24L'empowerment pourrait constituer un nouveau système de référence en ce qu'il appelle à redéfinir les normes d'actions mais également le régime de citoyenneté, dans le cadre de débats démocratiques où les droits des individus s'attribueraient dans une dialogique avec leurs responsabilités. « Le désir de culture est une fin en soi et en même temps ce qu'il y a de plus utile pour exercer toutes ses capacités. ». A travers ces propos, Meyer-Bisch (Vie sociale, 2014, p 11), l'homme de la Déclaration de Fribourg (2007) spécifique aux droits culturels, qualifie la culture comme une puissance sociale et un levier d'empowerment, lorsqu'elle est désirée.
● Expérimentation
25La notion d’expérimentation s'emploie aujourd’hui pour décrire des activités très hétérogènes. On entend alors parler d’« expérimentation politique » (Lazzarato, 2009 ; Nicolas-Le Strat, 2009), d’« expérimentation sociale ou juridique » (Crouzatier-Durand, 2004), ou encore d’« expérimentation artistique » (During et al., 2009). Initialement associée aux sciences dures où les expériences s'effectuent au sein de laboratoires, l'emploi de cette notion n'est pour autant pas neuve dans le domaine des arts et de la culture puisque déjà dans les années 20, on qualifiait les œuvres avant-gardistes, d'expérimentales (Ibid, 2009).
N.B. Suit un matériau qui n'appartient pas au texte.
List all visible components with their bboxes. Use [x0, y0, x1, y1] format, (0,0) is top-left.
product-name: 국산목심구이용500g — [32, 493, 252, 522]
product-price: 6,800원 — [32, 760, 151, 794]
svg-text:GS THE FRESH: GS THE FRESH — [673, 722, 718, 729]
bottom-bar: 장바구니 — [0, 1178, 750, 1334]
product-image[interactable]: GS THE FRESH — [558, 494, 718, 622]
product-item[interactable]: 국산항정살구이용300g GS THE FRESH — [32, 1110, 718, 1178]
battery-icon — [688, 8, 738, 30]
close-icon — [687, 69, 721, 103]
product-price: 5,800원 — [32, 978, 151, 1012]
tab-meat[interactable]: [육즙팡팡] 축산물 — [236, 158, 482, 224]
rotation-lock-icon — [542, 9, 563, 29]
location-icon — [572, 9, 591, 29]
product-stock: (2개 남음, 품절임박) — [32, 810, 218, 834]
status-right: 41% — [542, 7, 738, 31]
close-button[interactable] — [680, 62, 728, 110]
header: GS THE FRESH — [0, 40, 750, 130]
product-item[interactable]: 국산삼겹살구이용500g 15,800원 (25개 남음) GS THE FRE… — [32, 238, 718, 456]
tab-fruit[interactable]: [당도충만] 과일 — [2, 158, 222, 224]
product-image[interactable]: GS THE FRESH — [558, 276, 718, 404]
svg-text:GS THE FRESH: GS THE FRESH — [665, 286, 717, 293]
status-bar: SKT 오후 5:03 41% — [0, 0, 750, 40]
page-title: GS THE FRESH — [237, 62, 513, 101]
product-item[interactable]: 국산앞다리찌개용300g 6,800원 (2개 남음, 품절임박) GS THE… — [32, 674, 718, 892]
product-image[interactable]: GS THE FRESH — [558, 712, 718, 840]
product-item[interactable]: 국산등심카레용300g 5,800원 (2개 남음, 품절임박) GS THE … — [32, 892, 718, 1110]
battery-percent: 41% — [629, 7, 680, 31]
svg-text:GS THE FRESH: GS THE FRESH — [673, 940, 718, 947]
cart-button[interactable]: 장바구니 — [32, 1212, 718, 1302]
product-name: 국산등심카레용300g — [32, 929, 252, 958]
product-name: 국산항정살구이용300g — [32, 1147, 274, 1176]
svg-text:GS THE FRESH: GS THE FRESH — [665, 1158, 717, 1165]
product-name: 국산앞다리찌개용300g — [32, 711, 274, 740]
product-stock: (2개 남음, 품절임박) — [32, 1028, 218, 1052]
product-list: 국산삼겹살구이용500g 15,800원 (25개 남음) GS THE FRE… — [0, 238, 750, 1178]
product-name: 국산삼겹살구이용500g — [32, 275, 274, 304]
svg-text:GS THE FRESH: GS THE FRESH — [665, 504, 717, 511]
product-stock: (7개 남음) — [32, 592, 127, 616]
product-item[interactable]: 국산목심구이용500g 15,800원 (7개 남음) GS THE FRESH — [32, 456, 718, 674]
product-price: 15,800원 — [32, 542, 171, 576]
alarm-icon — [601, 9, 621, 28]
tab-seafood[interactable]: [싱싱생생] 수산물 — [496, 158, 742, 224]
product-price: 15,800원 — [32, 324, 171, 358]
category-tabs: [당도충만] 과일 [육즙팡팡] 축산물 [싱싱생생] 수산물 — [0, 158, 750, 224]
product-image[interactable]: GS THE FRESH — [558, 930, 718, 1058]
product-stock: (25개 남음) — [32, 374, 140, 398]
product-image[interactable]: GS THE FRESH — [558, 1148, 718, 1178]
5. Méthodologie de la recherche
26Notre recherche s'intéressait à la question de savoir si « Le Goût des voix » avait permis de faire évoluer le contexte des quartiers concernés ainsi que les pratiques observées, par l'expérimentation de médiations visant à l'empowerment de ses participants ?
27Le matériau principal que nous avons retenu est le fruit d'une autoanalyse objectivée : il s'agit d'une anamnèse réalisée sur un temps court, sans perspective initiale d'analyse et sans possibilité de reconstructions progressives. Précisons qu'une fois écrit, ce matériau n'a pas été retouché. Présenté sous la forme d'une « monographie » d'une trentaine de pages, il s'attache à décrire, de la manière la plus objective possible, le projet, dans une organisation chronologique. Il est important de préciser que ce récit ne se nourrit pas seulement de notre capacité de mémoire, de notre « ipséité » mais également de notes prises de manière plus ou moins régulière dans un journal de bord, de comptes rendus de réunions, rédigés par nos soins au fur et à mesure, ou encore d'échanges de mails et d'activités réflexives générées grâce à l'accompagnement de notre directeur de recherche.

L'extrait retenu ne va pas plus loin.